Higher interest rates, which make it more expensive to borrow money for mortgages and investments, dampen business and consumer spending and can increase unemployment.
However, the British economy is also suffering from a series of self-inflicted wounds by the ruling Conservative Party. The widely criticized economic plan put forward by Liz Truss, then prime minister, in September, which included steep, unfunded tax cuts and big spending increases to help households afford rising energy bills, sent shockwaves through financial markets.

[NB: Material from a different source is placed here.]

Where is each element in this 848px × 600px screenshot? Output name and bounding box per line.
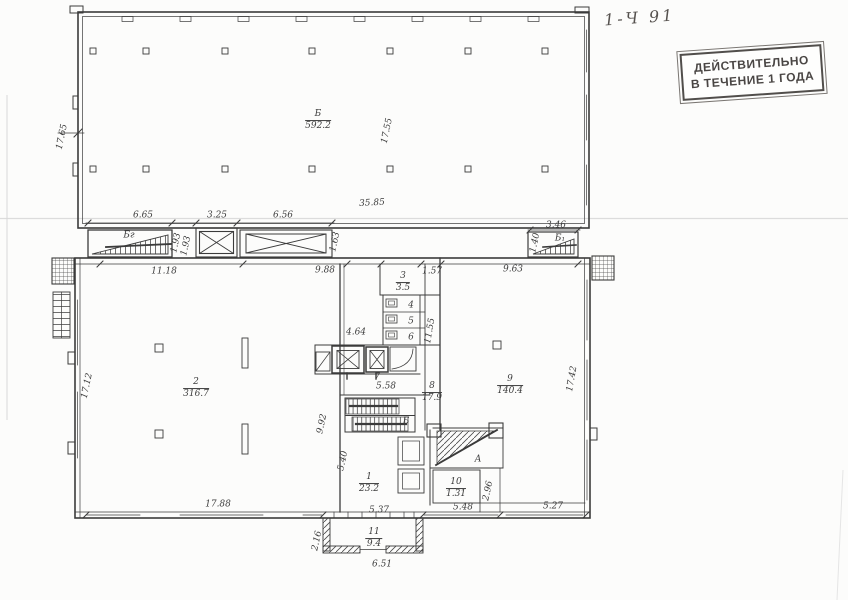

The ensuing political and economic instability led to a stunning policy reversal and the resignation of Mrs Truss. Rishi Sunak, the new prime minister, and Mr Hunt are expected to announce their economic plan next week, which is expected to include tax increases, spending cuts and debt reduction.
The package “will reinforce Britain’s gloomy economic outlook,” predicted Pantheon Macroeconomics.
There is also broad agreement among economists and analysts that Britain’s decision to leave the European Union in 2016 was a major and long-lasting blow to its economy.
Very few countries in the European Union are expected to fall into negative growth next year, but the outlook for Germany, which has been hit hard by the loss of a Russian gas pipeline, is bleak. The European Union estimates that its economy will shrink by 0.6 percent in 2023.
Across Europe, inflation is expected to persist at a higher level than previously forecast. The strong labor market remains what Mr. Gentiloni called a “bright spot.”
The picture is darker in Britain, where around 2.5 million people are out of the workforce due to long-term illnesses, leaving employment below pre-pandemic levels.
Christmas lights are being switched on across London, but across the country fewer consumers visited shopping centers and high streets last week than the week before, the Office for Statistics said. Consumer confidence hovers near record lows, while businesses report a drop in orders. The number of people looking to buy a home fell last month as mortgage rates rose.